I also kept my arm tucked in, protecting my newly reacquired gun and my wallet. As comfortable as I felt in the stews, I wasn’t stupid.
Goma and his stall were a Brass Fish fixture, the squat, round-faced fae man working the grill and noodle pots in the too narrow space between the cooktop and the long plank bolted to the front of the stall’s metal frame that his customers used as a table.
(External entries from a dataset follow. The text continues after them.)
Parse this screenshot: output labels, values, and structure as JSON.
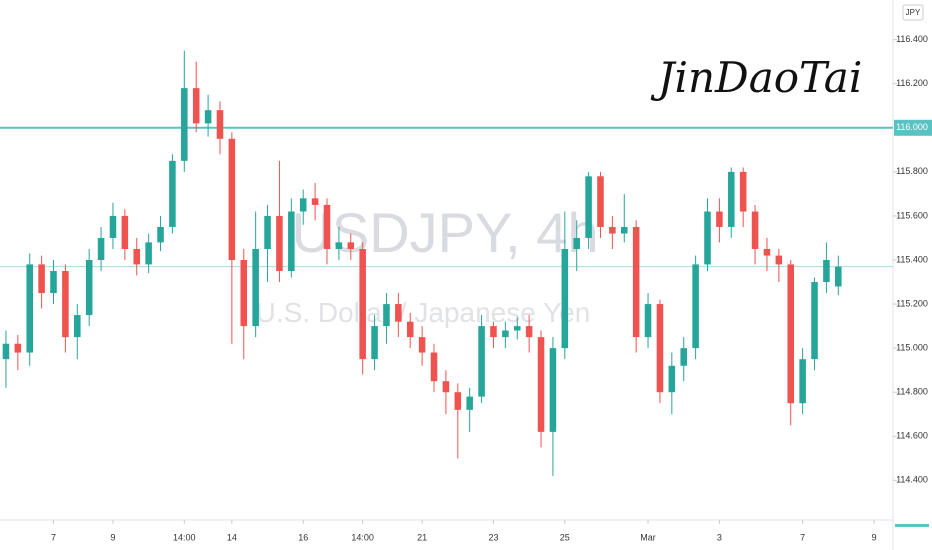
{
  "chart_data": {
    "type": "candlestick",
    "title": "USDJPY, 4h",
    "subtitle": "U.S. Dollar / Japanese Yen",
    "annotation": "JinDaoTai",
    "currency": "JPY",
    "up_color": "#26a69a",
    "down_color": "#ef5350",
    "open": [
      114.95,
      115.02,
      114.98,
      115.38,
      115.25,
      115.35,
      115.05,
      115.15,
      115.4,
      115.5,
      115.6,
      115.45,
      115.38,
      115.48,
      115.55,
      115.85,
      116.18,
      116.02,
      116.08,
      115.95,
      115.4,
      115.1,
      115.45,
      115.6,
      115.35,
      115.62,
      115.68,
      115.65,
      115.45,
      115.48,
      115.45,
      114.95,
      115.1,
      115.2,
      115.12,
      115.05,
      114.98,
      114.85,
      114.8,
      114.72,
      114.78,
      115.1,
      115.05,
      115.08,
      115.1,
      115.05,
      114.62,
      115.0,
      115.45,
      115.5,
      115.78,
      115.55,
      115.52,
      115.55,
      115.05,
      115.2,
      114.8,
      114.92,
      115.0,
      115.38,
      115.62,
      115.55,
      115.8,
      115.62,
      115.45,
      115.42,
      115.38,
      114.75,
      114.95,
      115.3,
      115.28
    ],
    "high": [
      115.08,
      115.06,
      115.43,
      115.42,
      115.4,
      115.38,
      115.2,
      115.45,
      115.55,
      115.66,
      115.63,
      115.5,
      115.52,
      115.6,
      115.88,
      116.35,
      116.3,
      116.15,
      116.12,
      115.98,
      115.45,
      115.62,
      115.65,
      115.85,
      115.68,
      115.72,
      115.75,
      115.68,
      115.55,
      115.52,
      115.48,
      115.15,
      115.25,
      115.25,
      115.16,
      115.1,
      115.02,
      114.9,
      114.84,
      114.82,
      115.15,
      115.12,
      115.12,
      115.14,
      115.15,
      115.08,
      115.05,
      115.62,
      115.58,
      115.8,
      115.8,
      115.6,
      115.7,
      115.58,
      115.25,
      115.22,
      114.98,
      115.05,
      115.42,
      115.68,
      115.68,
      115.82,
      115.82,
      115.65,
      115.5,
      115.45,
      115.4,
      115.0,
      115.32,
      115.48,
      115.42
    ],
    "low": [
      114.82,
      114.9,
      114.92,
      115.18,
      115.2,
      114.98,
      114.95,
      115.1,
      115.35,
      115.45,
      115.4,
      115.33,
      115.34,
      115.44,
      115.52,
      115.8,
      115.98,
      115.96,
      115.88,
      115.02,
      114.95,
      115.05,
      115.3,
      115.3,
      115.32,
      115.56,
      115.58,
      115.38,
      115.4,
      115.4,
      114.88,
      114.9,
      115.02,
      115.05,
      115.0,
      114.92,
      114.8,
      114.7,
      114.5,
      114.62,
      114.75,
      115.0,
      115.0,
      115.04,
      114.98,
      114.55,
      114.42,
      114.95,
      115.35,
      115.45,
      115.5,
      115.45,
      115.48,
      114.98,
      115.0,
      114.75,
      114.7,
      114.85,
      114.95,
      115.35,
      115.48,
      115.5,
      115.55,
      115.38,
      115.35,
      115.3,
      114.65,
      114.7,
      114.9,
      115.25,
      115.24
    ],
    "close": [
      115.02,
      114.98,
      115.38,
      115.25,
      115.35,
      115.05,
      115.15,
      115.4,
      115.5,
      115.6,
      115.45,
      115.38,
      115.48,
      115.55,
      115.85,
      116.18,
      116.02,
      116.08,
      115.95,
      115.4,
      115.1,
      115.45,
      115.6,
      115.35,
      115.62,
      115.68,
      115.65,
      115.45,
      115.48,
      115.45,
      114.95,
      115.1,
      115.2,
      115.12,
      115.05,
      114.98,
      114.85,
      114.8,
      114.72,
      114.78,
      115.1,
      115.05,
      115.08,
      115.1,
      115.05,
      114.62,
      115.0,
      115.45,
      115.5,
      115.78,
      115.55,
      115.52,
      115.55,
      115.05,
      115.2,
      114.8,
      114.92,
      115.0,
      115.38,
      115.62,
      115.55,
      115.8,
      115.62,
      115.45,
      115.42,
      115.38,
      114.75,
      114.95,
      115.3,
      115.4,
      115.37
    ],
    "xlim": [
      -0.5,
      74.6
    ],
    "xticks": [
      {
        "value": 4,
        "label": "7"
      },
      {
        "value": 9,
        "label": "9"
      },
      {
        "value": 15,
        "label": "14:00"
      },
      {
        "value": 19,
        "label": "14"
      },
      {
        "value": 25,
        "label": "16"
      },
      {
        "value": 30,
        "label": "14:00"
      },
      {
        "value": 35,
        "label": "21"
      },
      {
        "value": 41,
        "label": "23"
      },
      {
        "value": 47,
        "label": "25"
      },
      {
        "value": 54,
        "label": "Mar"
      },
      {
        "value": 60,
        "label": "3"
      },
      {
        "value": 67,
        "label": "7"
      },
      {
        "value": 73,
        "label": "9"
      }
    ],
    "ylim": [
      114.22,
      116.58
    ],
    "yticks": [
      {
        "value": 114.4,
        "label": "114.400"
      },
      {
        "value": 114.6,
        "label": "114.600"
      },
      {
        "value": 114.8,
        "label": "114.800"
      },
      {
        "value": 115.0,
        "label": "115.000"
      },
      {
        "value": 115.2,
        "label": "115.200"
      },
      {
        "value": 115.4,
        "label": "115.400"
      },
      {
        "value": 115.6,
        "label": "115.600"
      },
      {
        "value": 115.8,
        "label": "115.800"
      },
      {
        "value": 116.2,
        "label": "116.200"
      },
      {
        "value": 116.4,
        "label": "116.400"
      }
    ],
    "hline": {
      "value": 116.0,
      "label": "116.000",
      "color": "#5bc2c4"
    }
  }
}
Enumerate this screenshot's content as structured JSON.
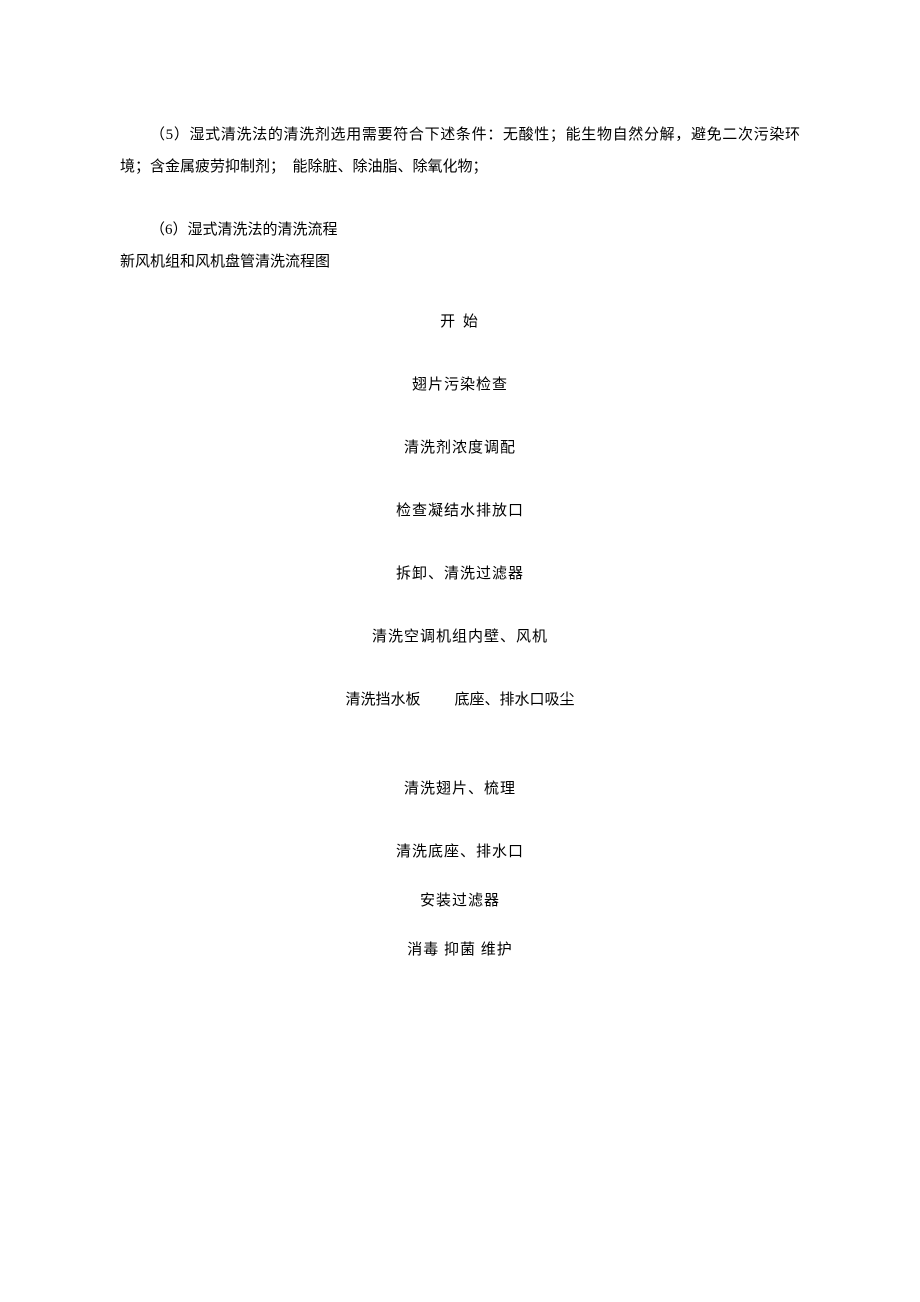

I’d known Goma and his family since before I could walk, when eating at his stall meant a break from my mother’s horrible attempts at cooking a meal. He was Odonata like I was, but Japanese—a different bloodline of the same clan—and at some point in his life, he’d lost his wings. I’d asked my mother about it when I was young, but she’d been as closemouthed as ever, saying if Goma wanted me to know what happened, he’d tell me.
He never brought it up, but his shirt poked up between his shoulder blades, uneven juts creating a short span of hills on either side of his spine. I still wondered what happened but now was afraid to ask. I couldn’t imagine anyone hurting the gentle, slightly gruff man who served me noodles and snuck me sweets, but the world was a horrible place despite my best efforts to change it.